Je sors un fanzine aux éditions Les Crocs Électriques, 40 pages, 21 photos, issues de ma série Nuits Blanches (pour 5 €). Il sera disponible en mars sur le site de la maison d’édition. J’ai aussi autoédité un fanzine récemment, aux Éditions Furie. C’est le premier d’une série de cinq que je vais imprimer en petites quantités, spontanément. Outre la sortie imminente de mon fanzine, on me verra bientôt dans le court-métrage Je m’excite de Poppy Sanchez, produit par Lucie Blush et sur la musique de Jardin (sous le nom de Romy Furie). Courant 2017, on me verra aussi dans le long-métrage My Body My Rules d’Émilie Jouvet, dans une scène très mouillée avec Maria Riot.

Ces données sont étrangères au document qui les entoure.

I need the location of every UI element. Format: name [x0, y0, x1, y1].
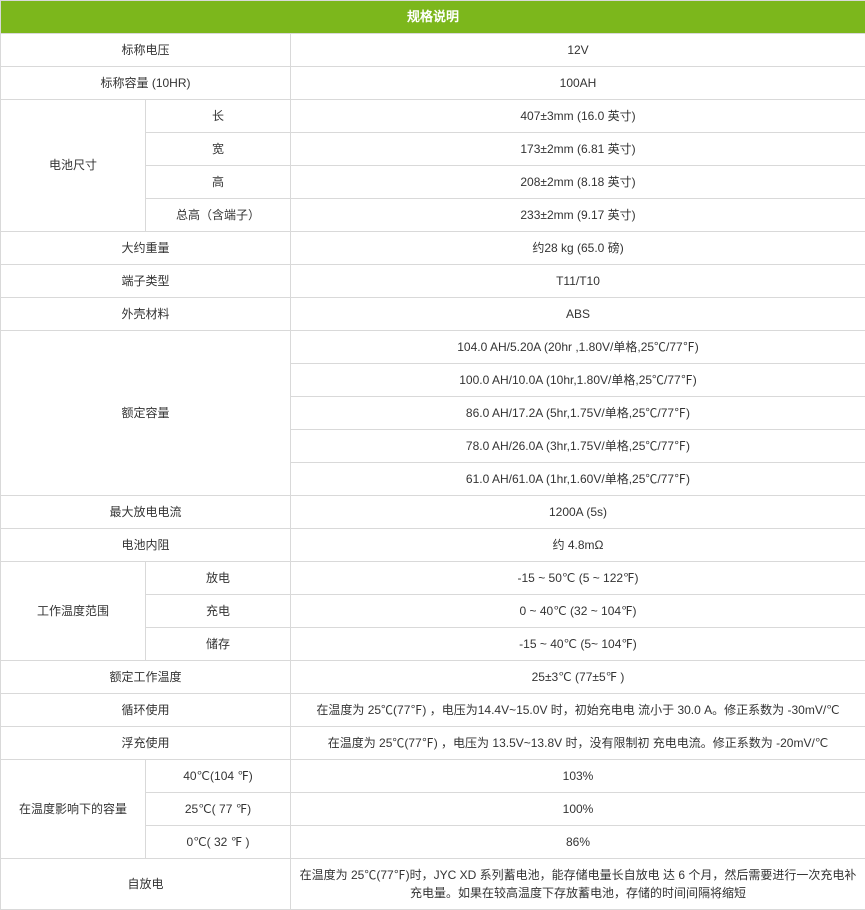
table-row: 外壳材料 ABS — [1, 297, 865, 330]
label-temp-range: 工作温度范围 — [1, 561, 146, 660]
table-row: 最大放电电流 1200A (5s) — [1, 495, 865, 528]
table-row: 循环使用 在温度为 25℃(77℉) ，电压为14.4V~15.0V 时，初始充… — [1, 693, 865, 726]
value-width: 173±2mm (6.81 英寸) — [291, 132, 865, 165]
value-40c: 103% — [291, 759, 865, 792]
value-self-discharge: 在温度为 25℃(77℉)时，JYC XD 系列蓄电池，能存储电量长自放电 达 … — [291, 858, 865, 909]
value-rated-capacity-2: 100.0 AH/10.0A (10hr,1.80V/单格,25℃/77℉) — [291, 363, 865, 396]
table-row: 浮充使用 在温度为 25℃(77℉) ，电压为 13.5V~13.8V 时，没有… — [1, 726, 865, 759]
table-row: 电池尺寸 长 407±3mm (16.0 英寸) — [1, 99, 865, 132]
value-charge-temp: 0 ~ 40℃ (32 ~ 104℉) — [291, 594, 865, 627]
spec-table: 规格说明 标称电压 12V 标称容量 (10HR) 100AH 电池尺寸 长 4… — [0, 0, 865, 910]
label-self-discharge: 自放电 — [1, 858, 291, 909]
label-temp-effect: 在温度影响下的容量 — [1, 759, 146, 858]
header-row: 规格说明 — [1, 1, 865, 34]
label-storage-temp: 储存 — [146, 627, 291, 660]
value-terminal: T11/T10 — [291, 264, 865, 297]
label-0c: 0℃( 32 ℉ ) — [146, 825, 291, 858]
table-row: 额定容量 104.0 AH/5.20A (20hr ,1.80V/单格,25℃/… — [1, 330, 865, 363]
label-weight: 大约重量 — [1, 231, 291, 264]
value-cycle-use: 在温度为 25℃(77℉) ，电压为14.4V~15.0V 时，初始充电电 流小… — [291, 693, 865, 726]
value-nominal-voltage: 12V — [291, 33, 865, 66]
label-rated-capacity: 额定容量 — [1, 330, 291, 495]
label-total-height: 总高（含端子） — [146, 198, 291, 231]
table-row: 标称容量 (10HR) 100AH — [1, 66, 865, 99]
table-row: 额定工作温度 25±3℃ (77±5℉ ) — [1, 660, 865, 693]
value-rated-capacity-4: 78.0 AH/26.0A (3hr,1.75V/单格,25℃/77℉) — [291, 429, 865, 462]
table-row: 端子类型 T11/T10 — [1, 264, 865, 297]
table-row: 在温度影响下的容量 40℃(104 ℉) 103% — [1, 759, 865, 792]
label-terminal: 端子类型 — [1, 264, 291, 297]
label-length: 长 — [146, 99, 291, 132]
table-row: 标称电压 12V — [1, 33, 865, 66]
label-charge-temp: 充电 — [146, 594, 291, 627]
label-40c: 40℃(104 ℉) — [146, 759, 291, 792]
value-height: 208±2mm (8.18 英寸) — [291, 165, 865, 198]
label-max-discharge: 最大放电电流 — [1, 495, 291, 528]
value-float-use: 在温度为 25℃(77℉) ，电压为 13.5V~13.8V 时，没有限制初 充… — [291, 726, 865, 759]
table-row: 电池内阻 约 4.8mΩ — [1, 528, 865, 561]
value-length: 407±3mm (16.0 英寸) — [291, 99, 865, 132]
label-internal-resistance: 电池内阻 — [1, 528, 291, 561]
table-row: 工作温度范围 放电 -15 ~ 50℃ (5 ~ 122℉) — [1, 561, 865, 594]
label-height: 高 — [146, 165, 291, 198]
label-nominal-capacity: 标称容量 (10HR) — [1, 66, 291, 99]
label-float-use: 浮充使用 — [1, 726, 291, 759]
value-rated-capacity-3: 86.0 AH/17.2A (5hr,1.75V/单格,25℃/77℉) — [291, 396, 865, 429]
value-internal-resistance: 约 4.8mΩ — [291, 528, 865, 561]
label-width: 宽 — [146, 132, 291, 165]
label-discharge-temp: 放电 — [146, 561, 291, 594]
value-weight: 约28 kg (65.0 磅) — [291, 231, 865, 264]
label-cycle-use: 循环使用 — [1, 693, 291, 726]
value-0c: 86% — [291, 825, 865, 858]
value-total-height: 233±2mm (9.17 英寸) — [291, 198, 865, 231]
table-row: 自放电 在温度为 25℃(77℉)时，JYC XD 系列蓄电池，能存储电量长自放… — [1, 858, 865, 909]
label-25c: 25℃( 77 ℉) — [146, 792, 291, 825]
value-case-material: ABS — [291, 297, 865, 330]
value-rated-temp: 25±3℃ (77±5℉ ) — [291, 660, 865, 693]
value-rated-capacity-1: 104.0 AH/5.20A (20hr ,1.80V/单格,25℃/77℉) — [291, 330, 865, 363]
value-nominal-capacity: 100AH — [291, 66, 865, 99]
value-25c: 100% — [291, 792, 865, 825]
label-dimensions: 电池尺寸 — [1, 99, 146, 231]
label-case-material: 外壳材料 — [1, 297, 291, 330]
value-discharge-temp: -15 ~ 50℃ (5 ~ 122℉) — [291, 561, 865, 594]
table-row: 大约重量 约28 kg (65.0 磅) — [1, 231, 865, 264]
value-max-discharge: 1200A (5s) — [291, 495, 865, 528]
value-rated-capacity-5: 61.0 AH/61.0A (1hr,1.60V/单格,25℃/77℉) — [291, 462, 865, 495]
label-nominal-voltage: 标称电压 — [1, 33, 291, 66]
table-title: 规格说明 — [1, 1, 865, 34]
value-storage-temp: -15 ~ 40℃ (5~ 104℉) — [291, 627, 865, 660]
label-rated-temp: 额定工作温度 — [1, 660, 291, 693]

Il m’arrive de regarder du porno, mais moins qu’avant. Ma sexualité a pas mal évolué ces derniers temps. J’ai eu une période où j’en matais beaucoup, mais j’ai voulu revenir à des séances de masturbation plus connectées à mon imaginaire. Par contre, je m’intéresse aux productions alternatives et aux films d’Erika Lust qui repensent le sexe et ses représentations. Et je vais faire un tour au Pornfilmfestival de Berlin et au What The Fuck Fest de Paris.

Enfin, j’ai deux expositions à venir. Une organisée fin avril par All Mecen et La Compagnie, un espace de coworking dédié à l’art. Il y aura une table ronde le soir du vernissage. Et les 28 et 29 avril, j’exposerai avec Scampi Club au Bunker 105 sur le thème des sexualités plurielles. Je fais aussi des photos pour le magazine érotique Le Bateau.

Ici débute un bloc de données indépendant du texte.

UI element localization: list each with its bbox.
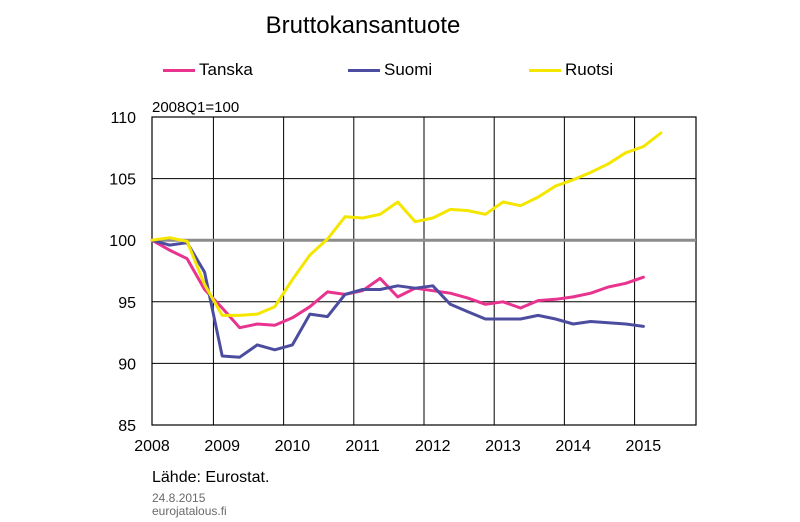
plot-border	[151, 116, 697, 426]
site-text: eurojatalous.fi	[152, 504, 227, 518]
x-tick-label-2014: 2014	[555, 438, 591, 455]
y-tick-label-100: 100	[109, 233, 136, 250]
base-note: 2008Q1=100	[152, 99, 240, 116]
legend-swatch-suomi	[348, 68, 380, 72]
x-tick-label-2010: 2010	[275, 438, 311, 455]
chart-title: Bruttokansantuote	[265, 12, 461, 39]
x-tick-label-2008: 2008	[134, 438, 170, 455]
legend-label-tanska: Tanska	[199, 60, 253, 79]
x-tick-label-2009: 2009	[204, 438, 240, 455]
date-text: 24.8.2015	[152, 491, 206, 505]
legend-swatch-ruotsi	[529, 68, 561, 72]
legend-item-suomi: Suomi	[348, 60, 432, 80]
y-tick-label-105: 105	[109, 172, 136, 189]
y-tick-label-95: 95	[118, 295, 136, 312]
series-line-ruotsi	[150, 131, 663, 317]
legend-item-tanska: Tanska	[163, 60, 253, 80]
legend-label-ruotsi: Ruotsi	[565, 60, 614, 79]
x-tick-label-2013: 2013	[485, 438, 521, 455]
x-tick-label-2012: 2012	[415, 438, 451, 455]
y-tick-label-85: 85	[118, 418, 136, 435]
legend-label-suomi: Suomi	[384, 60, 433, 79]
legend-swatch-tanska	[163, 68, 195, 72]
legend-item-ruotsi: Ruotsi	[529, 60, 613, 80]
y-tick-label-90: 90	[118, 356, 136, 373]
x-tick-label-2015: 2015	[626, 438, 662, 455]
series-line-tanska	[150, 238, 645, 330]
source-text: Lähde: Eurostat.	[152, 469, 270, 486]
series-line-suomi	[150, 238, 645, 359]
y-tick-label-110: 110	[110, 110, 136, 127]
x-tick-label-2011: 2011	[345, 438, 380, 455]
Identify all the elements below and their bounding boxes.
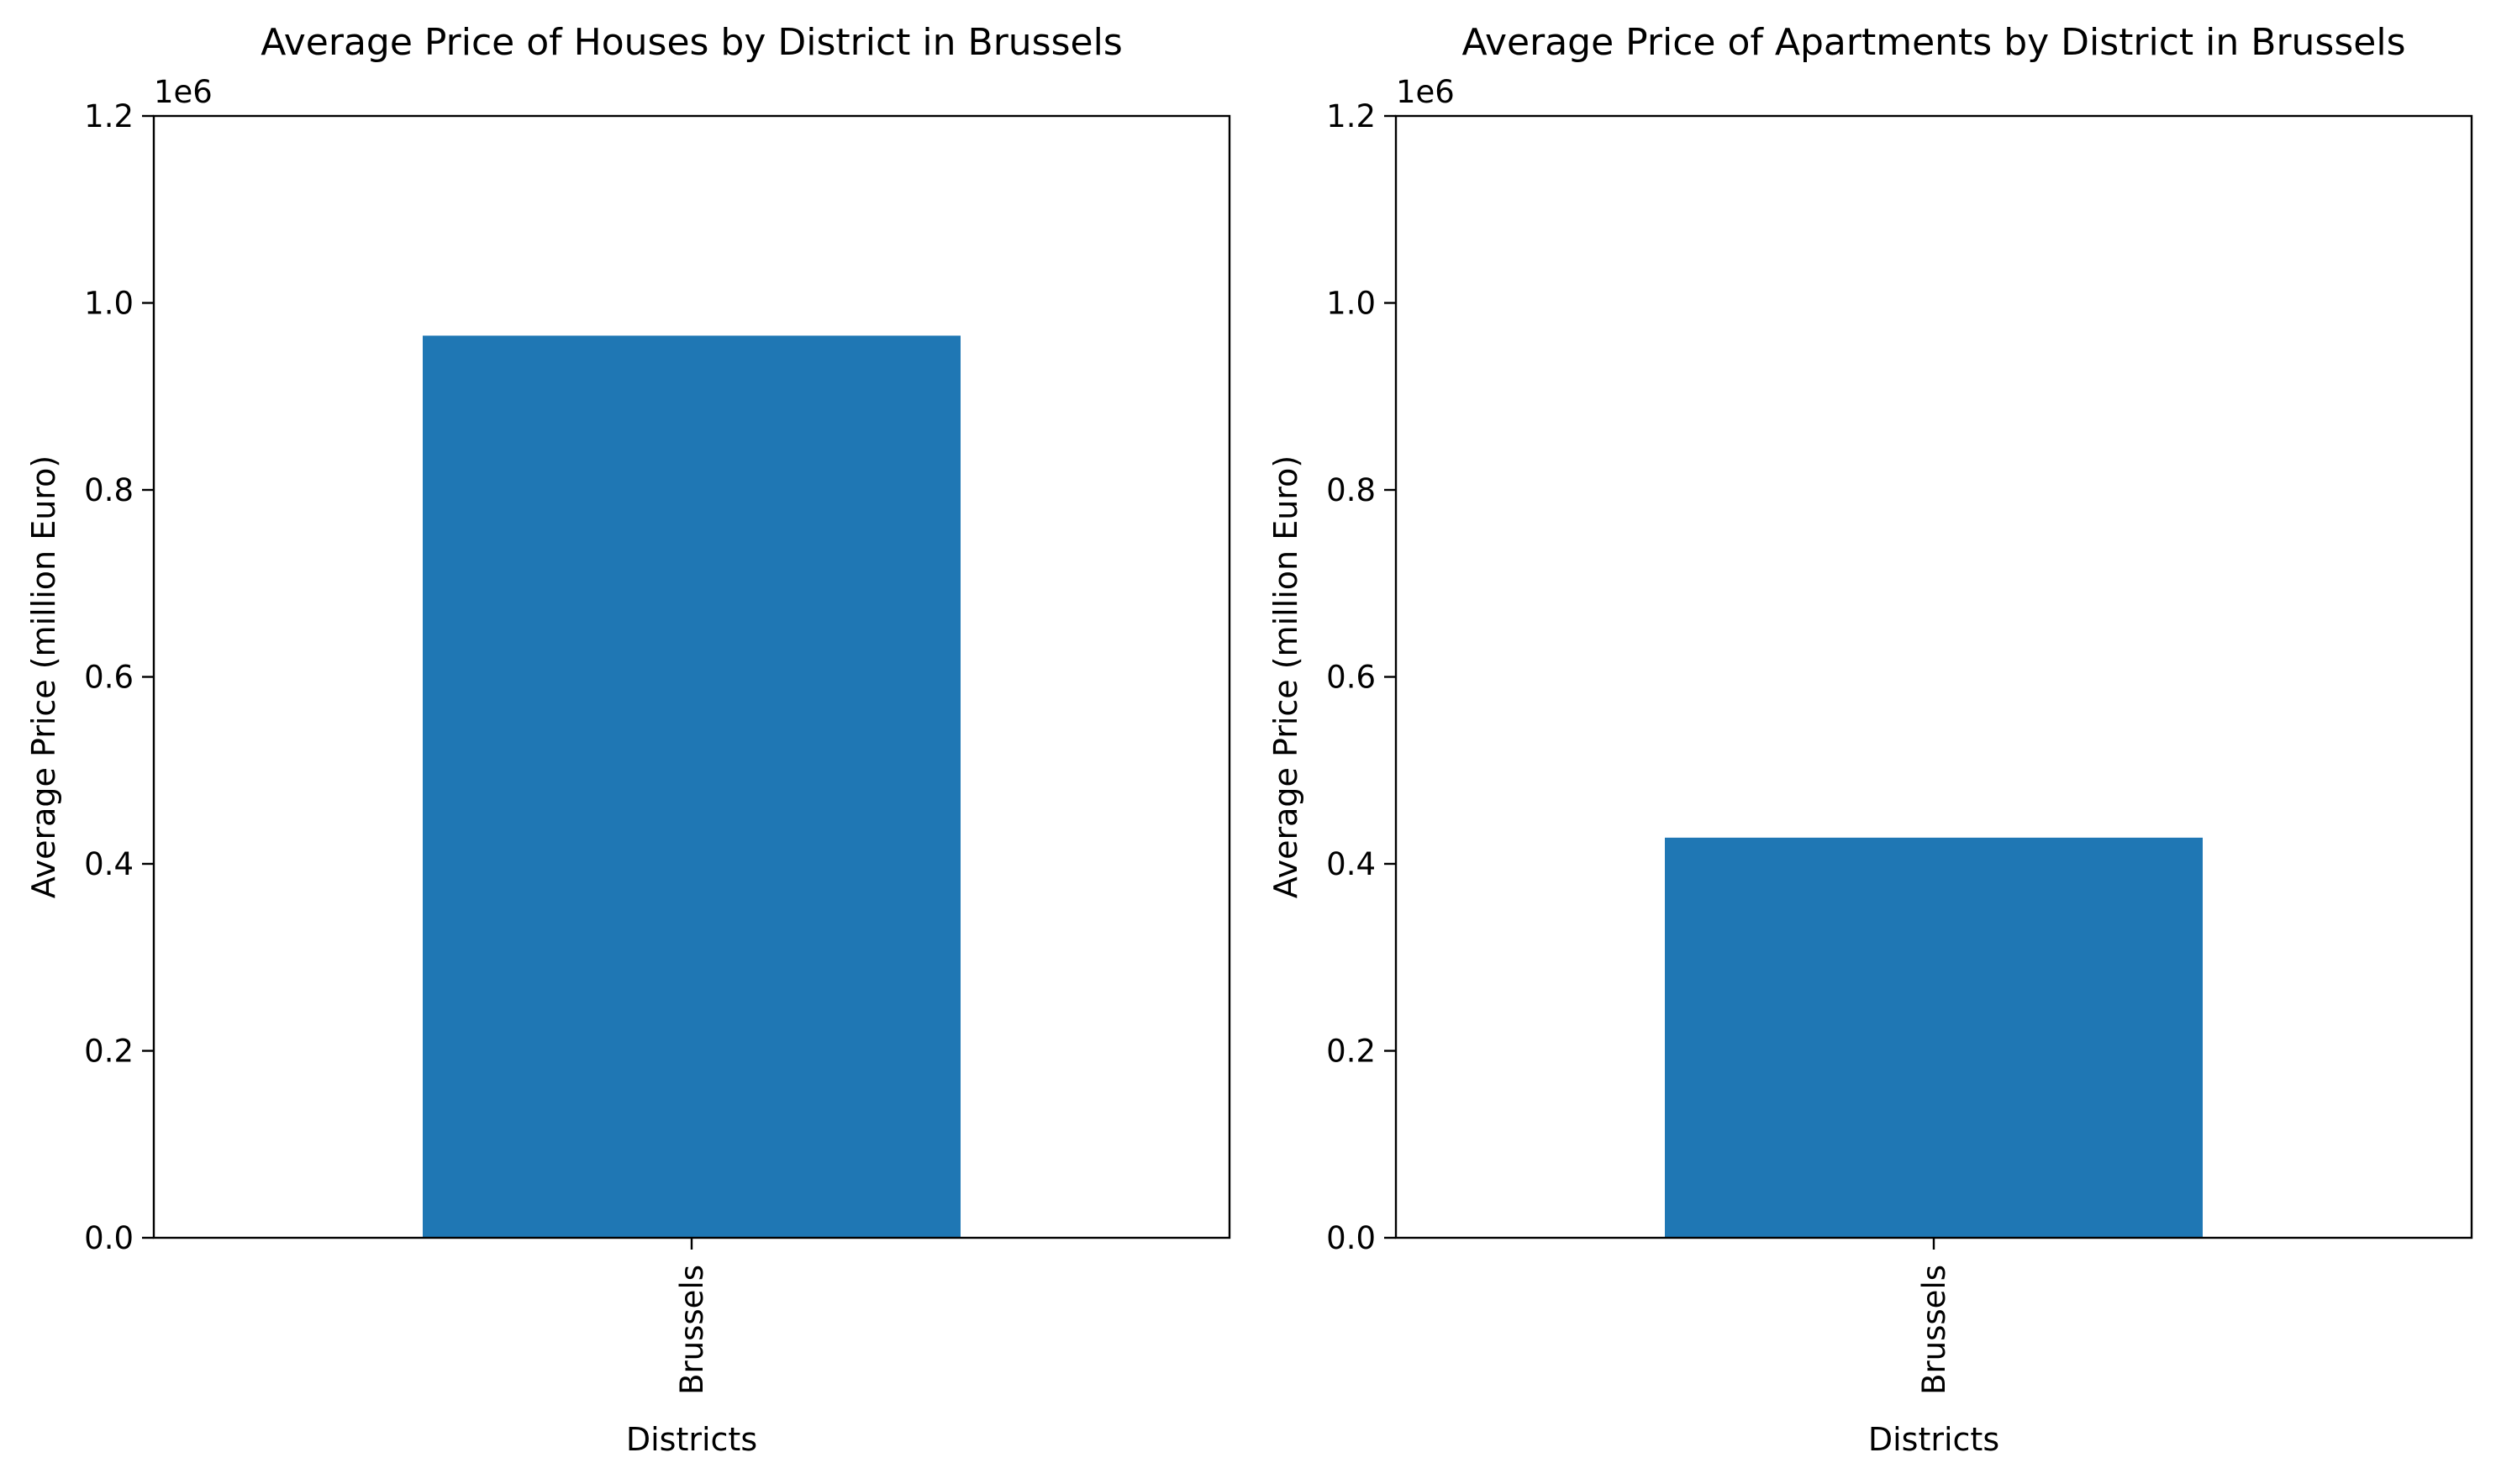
y-tick-label: 1.2: [1326, 98, 1376, 134]
y-tick-label: 1.0: [84, 286, 134, 322]
y-offset-label: 1e6: [154, 74, 213, 110]
y-tick-label: 0.8: [1326, 472, 1376, 508]
chart-houses: Average Price of Houses by District in B…: [25, 21, 1231, 1458]
y-axis: 0.0 0.2 0.4 0.6 0.8 1.0 1.2: [1326, 98, 1396, 1256]
x-tick-label: Brussels: [1916, 1265, 1952, 1395]
y-tick-label: 0.8: [84, 472, 134, 508]
chart-apartments: Average Price of Apartments by District …: [1267, 21, 2473, 1458]
bar-brussels: [1665, 837, 2203, 1238]
x-axis-label: Districts: [1868, 1421, 1999, 1458]
y-tick-label: 0.4: [84, 846, 134, 882]
bar-brussels: [423, 335, 961, 1238]
y-offset-label: 1e6: [1396, 74, 1455, 110]
chart-title: Average Price of Apartments by District …: [1461, 21, 2405, 64]
x-tick-label: Brussels: [674, 1265, 710, 1395]
y-tick-label: 0.0: [84, 1220, 134, 1256]
bars: [423, 335, 961, 1238]
y-tick-label: 1.0: [1326, 286, 1376, 322]
x-axis-label: Districts: [626, 1421, 757, 1458]
y-axis: 0.0 0.2 0.4 0.6 0.8 1.0 1.2: [84, 98, 154, 1256]
y-tick-label: 0.6: [84, 660, 134, 696]
y-axis-label: Average Price (million Euro): [25, 455, 62, 898]
chart-title: Average Price of Houses by District in B…: [261, 21, 1123, 64]
x-axis: Brussels: [674, 1238, 710, 1395]
x-axis: Brussels: [1916, 1238, 1952, 1395]
y-tick-label: 0.2: [84, 1034, 134, 1070]
y-tick-label: 1.2: [84, 98, 134, 134]
y-tick-label: 0.6: [1326, 660, 1376, 696]
y-tick-label: 0.2: [1326, 1034, 1376, 1070]
bars: [1665, 837, 2203, 1238]
y-tick-label: 0.0: [1326, 1220, 1376, 1256]
y-axis-label: Average Price (million Euro): [1267, 455, 1304, 898]
y-tick-label: 0.4: [1326, 846, 1376, 882]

Tu vas participer à une table ronde à La Compagnie à Paris, intitulée “Art et génération Y : rupture ou continuité”. Comment définirais-tu ta génération ?

Je pense que ma génération est celle des sacrifiés. On est tous plutôt lucides et conscients que c’est difficile de mener la vie dont on rêve. On a pas trop de tunes, on fait parfois plusieurs jobs, mais on se donne les moyens d’atteindre nos objectifs. On veut d’abord exister pour nous plutôt que pour correspondre à ce que la société attend. Je suis entourée de personnes qui prennent des risques tous les jours pour faire ce qu’elles veulent vraiment.

Ça me fait rager qu’on parle de notre génération comme étant instable, impulsive et individualiste. Les modèles d’antan ne m’ont jamais fait rêver : m’installer avec mon mec, faire trois enfants et signer un CDI pour la vie. J’ai 28 ans et je veux m’explorer sous tous les angles avant de réfléchir à quoi que ce soit qui ressemble à un truc stable et durable. Mais je suis plutôt optimiste sur l’avenir. En fait, avoir conscience que je ne dois rien attendre de la vie me rend optimiste. Je me laisse surprendre et j’agis instinctivement.